Substituting the given values into the equation, we get:

1/p + 1/7 = 1/5

To solve for p, we can find a common denominator. In this case, it is 35p:

35 + 5p = 7p

Simplifying the equation:

5p - 7p = -35

-2p = -35

Dividing both sides by -2:

p = 17.5

Therefore, the distance, p, from the lens to the object is 17.5 cm.

B. To find an expression that gives q as a function of p, assuming a constant focal length of 5 cm, we can rearrange the lens equation: 1/p + 1/q = 1/f.

Starting with the lens equation:

1/p + 1/q = 1/5

We can rearrange the equation:

1/q = 1/5 - 1/p

To get q as a function of p, we can invert both sides:

q = 1 / (1/5 - 1/p)

Simplifying further:

q = 1 / ((p - 5) / (5p))

q = 5p / (p - 5)

Therefore, the expression that gives q as a function of p, assuming a focal length of 5 cm, is q = 5p / (p - 5).

C. To sketch a graph of q as a function of p (q(p)), assuming a constant focal length of 5 cm, we can use the expression q = 5p / (p - 5).

The graph should show any important features, such as asymptotes and intercepts. In this case, we have a vertical asymptote at p = 5, since the lens equation is undefined when p = 5. The graph will also approach a horizontal asymptote at q = 5, as p goes to infinity.

D. To find the limits as p approaches infinity and p approaches 5+, we can evaluate the expression q = 5p / (p - 5).

1. lim p->infinity q(p):

As p approaches infinity, we have:

lim p->infinity (5p / (p - 5))

On simplifying:

lim p->infinity (5 / (1 - 5/p))

As p goes to infinity, 5/p approaches zero. So, we have:

lim p->infinity (5 / (1 - 0))

Therefore, the limit is 5.

Physically, this limit represents that as the object distance approaches infinity, the image distance becomes equal to the focal length. The image is formed by rays that are almost parallel to the principal axis of the lens.

2. lim p->5+ q(p):

As p approaches 5 from the right side, we have:

lim p->5+ (5p / (p - 5))

On simplifying:

lim p->5+ (5 / (1 - 5/p))

As p approaches 5+ (from the right side), 5/p goes to infinity.
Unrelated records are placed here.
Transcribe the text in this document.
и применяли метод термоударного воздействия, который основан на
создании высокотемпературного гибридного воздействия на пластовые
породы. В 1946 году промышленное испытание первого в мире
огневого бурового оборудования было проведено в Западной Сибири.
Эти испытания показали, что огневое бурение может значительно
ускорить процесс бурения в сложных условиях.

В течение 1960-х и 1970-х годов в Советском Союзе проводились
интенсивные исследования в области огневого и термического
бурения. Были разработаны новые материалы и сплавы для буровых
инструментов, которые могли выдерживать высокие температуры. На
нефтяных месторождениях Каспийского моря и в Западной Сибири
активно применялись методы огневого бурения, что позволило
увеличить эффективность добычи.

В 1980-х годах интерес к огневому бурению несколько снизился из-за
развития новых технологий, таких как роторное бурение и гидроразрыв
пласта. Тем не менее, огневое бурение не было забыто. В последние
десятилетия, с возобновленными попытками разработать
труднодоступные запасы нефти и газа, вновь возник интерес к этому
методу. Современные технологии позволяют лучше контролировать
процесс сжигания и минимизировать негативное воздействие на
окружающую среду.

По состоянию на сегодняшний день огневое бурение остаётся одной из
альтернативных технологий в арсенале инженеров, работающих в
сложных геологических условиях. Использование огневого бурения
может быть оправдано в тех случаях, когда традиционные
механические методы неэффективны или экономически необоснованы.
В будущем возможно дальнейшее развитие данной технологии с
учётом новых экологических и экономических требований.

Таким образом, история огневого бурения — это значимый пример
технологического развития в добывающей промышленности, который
So, we have:

lim p->5+ (5 / (1 - infinity))

Since the denominator approaches negative infinity, the whole fraction approaches negative infinity.

Physically, this limit represents that as the object distance approaches the focal length, the image distance becomes infinitely large. The image is formed by parallel rays that pass through the lens without convergence or divergence.